The Lives Behind the Numbers
- Dr. Mary Wambui Moehlmann

- Mar 8, 2025
- 3 min read

On this International Women’s Day, as the world celebrates the achievements of women, we must also confront a painful reality: millions of women and girls across Africa and the world still lack access to basic healthcare. Global funding cuts, shifting geopolitical priorities, and policy decisions are not abstract challenges; they have real, devastating consequences for the lives of women and girls.
I have seen these consequences firsthand. As a clinician who has worked in rural Kenya and in humanitarian settings, I have witnessed the stark disparities in healthcare access and outcome. Yet, one night in a refugee camp in Kenya remains etched in my memory—not just for its heartbreak, but for the urgent call to action it represents.

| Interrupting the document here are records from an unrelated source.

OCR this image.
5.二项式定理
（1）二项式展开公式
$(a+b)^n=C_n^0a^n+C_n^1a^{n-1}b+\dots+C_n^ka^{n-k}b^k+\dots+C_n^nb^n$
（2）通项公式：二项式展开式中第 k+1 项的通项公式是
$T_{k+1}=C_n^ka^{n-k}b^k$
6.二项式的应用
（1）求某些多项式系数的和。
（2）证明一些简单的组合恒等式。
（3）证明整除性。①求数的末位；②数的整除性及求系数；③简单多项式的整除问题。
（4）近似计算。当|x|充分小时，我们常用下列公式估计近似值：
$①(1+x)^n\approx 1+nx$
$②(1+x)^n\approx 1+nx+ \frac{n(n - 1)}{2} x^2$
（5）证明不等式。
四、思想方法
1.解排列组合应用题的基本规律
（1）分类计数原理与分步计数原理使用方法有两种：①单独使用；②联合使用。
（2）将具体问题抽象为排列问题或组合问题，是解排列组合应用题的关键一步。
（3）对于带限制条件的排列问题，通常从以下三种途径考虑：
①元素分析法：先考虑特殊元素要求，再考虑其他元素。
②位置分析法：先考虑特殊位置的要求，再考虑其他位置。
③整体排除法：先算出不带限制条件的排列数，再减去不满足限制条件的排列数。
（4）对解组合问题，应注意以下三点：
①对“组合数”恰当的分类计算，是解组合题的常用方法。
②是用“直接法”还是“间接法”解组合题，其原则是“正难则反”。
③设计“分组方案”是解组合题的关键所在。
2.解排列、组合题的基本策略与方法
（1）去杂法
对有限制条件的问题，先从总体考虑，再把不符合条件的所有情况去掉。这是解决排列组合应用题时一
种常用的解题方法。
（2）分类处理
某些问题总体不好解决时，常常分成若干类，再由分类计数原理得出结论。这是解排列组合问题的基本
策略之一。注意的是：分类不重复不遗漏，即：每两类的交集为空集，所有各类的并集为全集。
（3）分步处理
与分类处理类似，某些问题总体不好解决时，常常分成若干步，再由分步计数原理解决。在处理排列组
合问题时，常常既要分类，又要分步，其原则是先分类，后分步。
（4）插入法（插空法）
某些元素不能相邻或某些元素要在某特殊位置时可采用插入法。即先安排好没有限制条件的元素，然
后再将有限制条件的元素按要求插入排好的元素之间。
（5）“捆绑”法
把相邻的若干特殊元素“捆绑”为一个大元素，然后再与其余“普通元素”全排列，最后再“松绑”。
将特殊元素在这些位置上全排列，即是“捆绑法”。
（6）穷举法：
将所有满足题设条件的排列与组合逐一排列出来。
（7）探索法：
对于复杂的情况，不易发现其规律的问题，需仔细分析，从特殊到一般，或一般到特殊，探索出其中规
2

Imagine working in a remote, semi-arid hospital where temperatures exceed 40 degrees Celsius. Despite serving hundreds of thousands of refugees and local communities, it lacked some basic essential services, including surgical care. With no operating room, emergency cases had to be transferred—if an ambulance was available—to a distant facility with specialised care. The journey, often on treacherous roads, became impossible during the rainy season.
As clinicians, we were more than just doctors. We were public health educators, promoters, and caregivers, managing consultations, disease surveillance, and emergency care—all with inadequate resources. This stark reality highlights the systemic challenges in primary healthcare, leaving critical services inaccessible to many in low-resource settings.
On this fateful night during my night duty, I was urgently called to the maternity ward. A pregnant woman lay convulsing on the bed. The nurse struggled to take her vitals. She was HIV-positive and had missed several antenatal appointments. We had no proper diagnostic tools or even the required medicines for example magnesium sulfate (used to treat eclampsia), no functional blood pressure machine and only one oxygen cylinder for the entire hospital. As I fought to save her, she took her final breath. But there was still a life to fight for.
I had only read about cesarean sections performed on deceased mothers in textbooks. That night, under the dim glow of my flashlight, I became one of those clinicians. I delivered the baby boy, but it was clear he had suffered severe oxygen deprivation. He needed medical oxygen, medicine, and advanced neonatal care—none of which we had. Moments later, he, too, was gone. In his final moments, he looked at me, and in his eyes, I saw a silent message: "Thank you. You tried."
Two lives lost—not due to a lack of skill or effort, but because of inadequate access to healthcare, specifically essential medicines and diagnostics were out of reach.
As we champion gender equality today, we must recognize that health inequities are among the greatest barriers to women’s empowerment. The right to health is fundamental, yet for millions of women in limited resource settings and specifically in Africa, it remains an unfulfilled promise. And today, the crisis is worsening. A leaked memo from USAID’s Acting Assistant Administrator for Global Health, Nick Enrich, warns that if current funding cuts to lifesaving humanitarian assistance persist, 16 million women worldwide will be denied the healthcare they need.
The WHO estimates that every two minutes, a woman dies during pregnancy or childbirth, with 70% of these deaths occurring in sub-Saharan Africa. A report by UN agencies, Trends in Maternal Mortality, which tracks maternal deaths globally notes while there has been significant progress in reducing maternal deaths between 2000 and 2015, gains have largely stalled, or in some cases even reversed. These are not just numbers; they are mothers, daughters, and sisters—the backbone of our societies. And yet, to some policymakers, they remain statistics—collateral damage of decisions made.
With utmost urgency our African leaders must take ownership of the healthcare crisis. We can no longer afford to be passive recipients of aid that can vanish overnight. We must build resilient health systems, increase domestic financing, invest in local pharmaceutical manufacturing, invest in research and development for conditions/diseases affecting women and girls and craft policies that prioritize the needs of the African population. The time for dependency has passed—our women and girls cannot wait.
My experience in the refugee camp was not just a memory; it was a mandate for action. African governments, regional bodies, partners and private sector players must unite to ensure that no woman dies due to a lack of accessible medicine or care. Our continent has the expertise, the resources, and the determination—what remains is the will to act decisively.
This International Women’s Day should not just be a celebration; it must be a moment of reckoning. We must commit to making healthcare for women and girls not just an aspiration, but a reality. The future of Africa’s women and girls depends on it.